What do the experts say?
Huw van Steenis is a former senior adviser for Mark Carney when he was the governor of the Bank of England, British financier and vice chair of a management consultancy.
He compares Trump's actions in 2025 to those of Richard Nixon in 1971, when he attempted to "jawbone" the central bank governor of the time to cut rates to offset the damage caused by his own tariffs.
This resulted in "huge economic chaos" throughout the seventies, he adds, but proved popular with US voters, and helped secure Nixon a second term in office.
But Trump's end goal with his economic activity remains a mystery to experts such as van Steenis.
I think all of us in markets are trying to work through the rationale," he tells The News Agents.
"Many folk I meet, such as investors, would be supportive of some of his talking points about trying to reassure some of the jobs.
"The challenge is the way he's going about it, which is causing some real economic chaos, which will ripple through the ages."
He says Trump's behaviour is the sort of thing experts would "normally expect to see in emerging markets" playing out in the US, supposedly the world’s biggest economy.
What’s The News Agents’ take?
Trump wants Powell to take the blame for America's current financial crisis – but The News Agents say that simply isn't a feasible option for the president, no matter what course of action he takes.
"If Powell stays in the job, people are going to think he's been lent on, because he's been brow beaten by Trump, in which case that is going to lead to a diminution in trust," says Jon.
"If Donald Trump does fire him, then are people going to turn around and say the person who takes his place is a lackey.
"Therefore the Federal Reserve will not be independent anymore.
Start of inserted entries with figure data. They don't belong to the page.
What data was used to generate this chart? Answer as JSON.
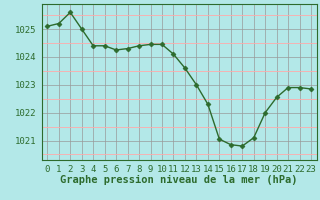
{
  "x": [
    0,
    1,
    2,
    3,
    4,
    5,
    6,
    7,
    8,
    9,
    10,
    11,
    12,
    13,
    14,
    15,
    16,
    17,
    18,
    19,
    20,
    21,
    22,
    23
  ],
  "y": [
    1025.1,
    1025.2,
    1025.6,
    1025.0,
    1024.4,
    1024.4,
    1024.25,
    1024.3,
    1024.4,
    1024.45,
    1024.45,
    1024.1,
    1023.6,
    1023.0,
    1022.3,
    1021.05,
    1020.85,
    1020.8,
    1021.1,
    1022.0,
    1022.55,
    1022.9,
    1022.9,
    1022.85
  ],
  "line_color": "#2d6b2d",
  "marker": "D",
  "marker_size": 2.5,
  "bg_color": "#b3e8e8",
  "grid_color_major": "#999999",
  "grid_color_minor": "#ffaaaa",
  "xlabel": "Graphe pression niveau de la mer (hPa)",
  "xlabel_fontsize": 7.5,
  "ylabel_ticks": [
    1021,
    1022,
    1023,
    1024,
    1025
  ],
  "xlim": [
    -0.5,
    23.5
  ],
  "ylim": [
    1020.3,
    1025.9
  ],
  "xticks": [
    0,
    1,
    2,
    3,
    4,
    5,
    6,
    7,
    8,
    9,
    10,
    11,
    12,
    13,
    14,
    15,
    16,
    17,
    18,
    19,
    20,
    21,
    22,
    23
  ],
  "xtick_labels": [
    "0",
    "1",
    "2",
    "3",
    "4",
    "5",
    "6",
    "7",
    "8",
    "9",
    "10",
    "11",
    "12",
    "13",
    "14",
    "15",
    "16",
    "17",
    "18",
    "19",
    "20",
    "21",
    "22",
    "23"
  ],
  "tick_fontsize": 6.5,
  "line_width": 1.0
}
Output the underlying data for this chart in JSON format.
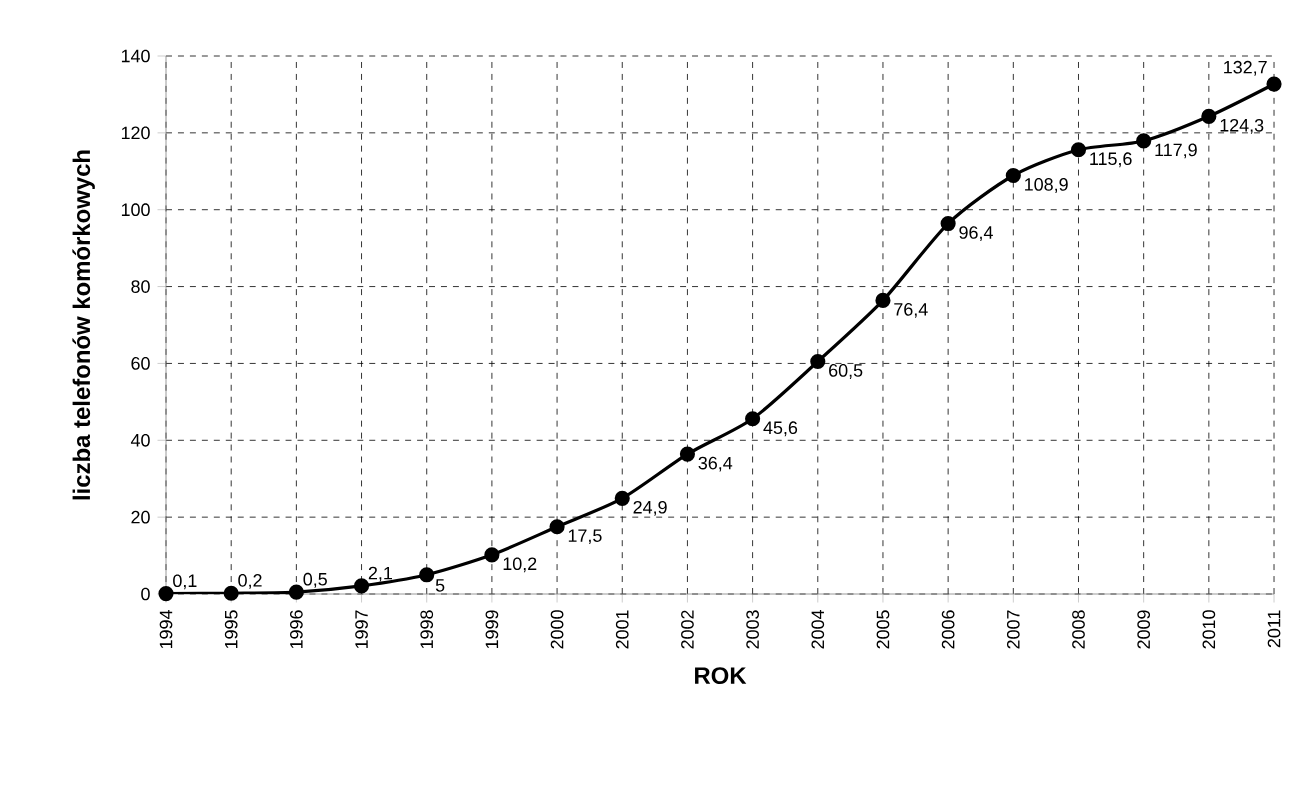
{
  "chart_data": {
    "type": "line",
    "xlabel": "ROK",
    "ylabel": "liczba telefonów komórkowych",
    "x": [
      1994,
      1995,
      1996,
      1997,
      1998,
      1999,
      2000,
      2001,
      2002,
      2003,
      2004,
      2005,
      2006,
      2007,
      2008,
      2009,
      2010,
      2011
    ],
    "series": [
      {
        "color": "#000000",
        "values": [
          0.1,
          0.2,
          0.5,
          2.1,
          5,
          10.2,
          17.5,
          24.9,
          36.4,
          45.6,
          60.5,
          76.4,
          96.4,
          108.9,
          115.6,
          117.9,
          124.3,
          132.7
        ],
        "value_labels": [
          "0,1",
          "0,2",
          "0,5",
          "2,1",
          "5",
          "10,2",
          "17,5",
          "24,9",
          "36,4",
          "45,6",
          "60,5",
          "76,4",
          "96,4",
          "108,9",
          "115,6",
          "117,9",
          "124,3",
          "132,7"
        ]
      }
    ],
    "xlim": [
      1994,
      2011
    ],
    "xticks": [
      1994,
      1995,
      1996,
      1997,
      1998,
      1999,
      2000,
      2001,
      2002,
      2003,
      2004,
      2005,
      2006,
      2007,
      2008,
      2009,
      2010,
      2011
    ],
    "ylim": [
      0,
      140
    ],
    "yticks": [
      0,
      20,
      40,
      60,
      80,
      100,
      120,
      140
    ],
    "grid": true,
    "marker": "circle",
    "line_style": "solid"
  }
}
It's not going to be data driven, it's going to be Trump driven."
Emily describes the current financial plunge as the result of “the politicisation of another American institution that Donald Trump should not be going anywhere near.”
The International Monetary Fund (IMF), which had previously predicted 1% growth in 2025 for US markets, has now wiped that off the books due to Trump’s latest interventions – and also downgraded forecasts for all other G7 countries as well.
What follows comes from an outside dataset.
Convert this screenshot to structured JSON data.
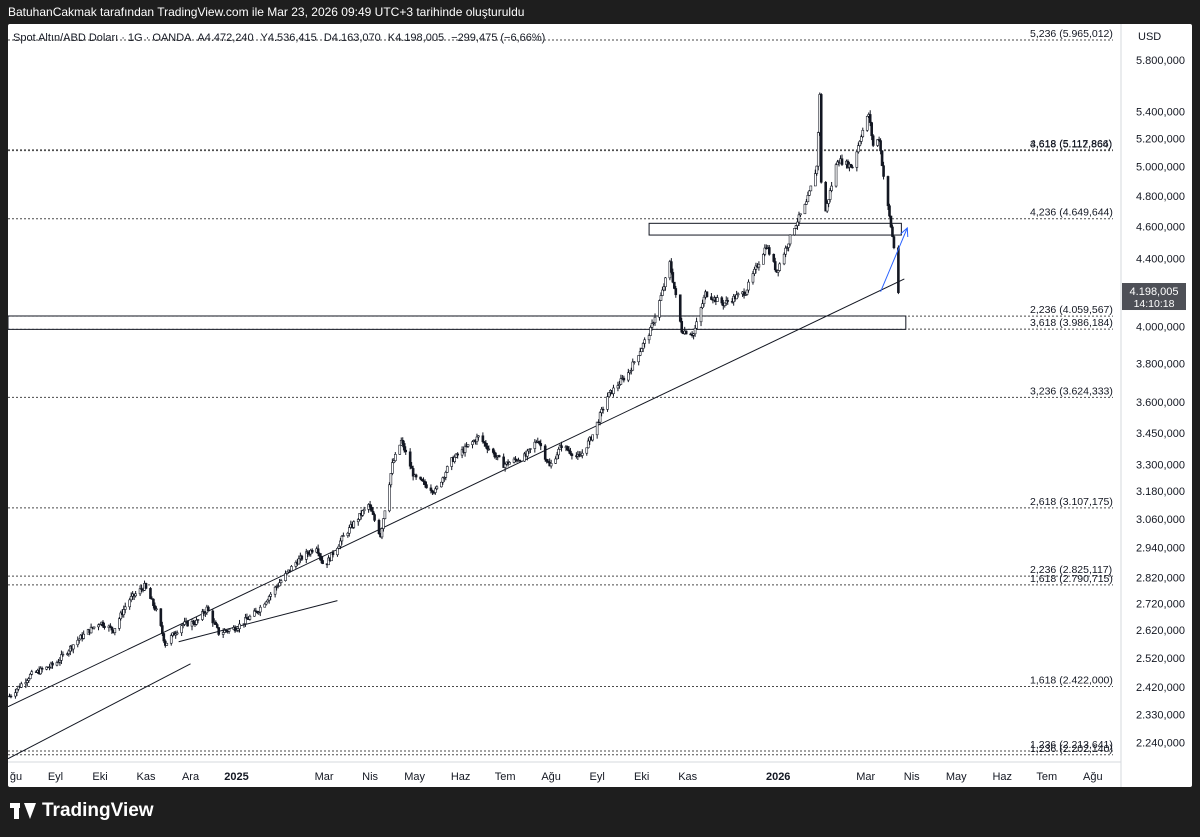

The one thing that's gone up amid Trump's interference? The price of gold – although that's nothing to celebrate.
It has recently hit a record high of $3,500 (£2,613) per ounce.
"Investors have been running away from traditional investments, putting their money in gold – the traditional asset of flight," says Emily.
"Essentially, it's what you go to if you don't trust national governments, central governments - and this is all because Donald Trump has created the chaos."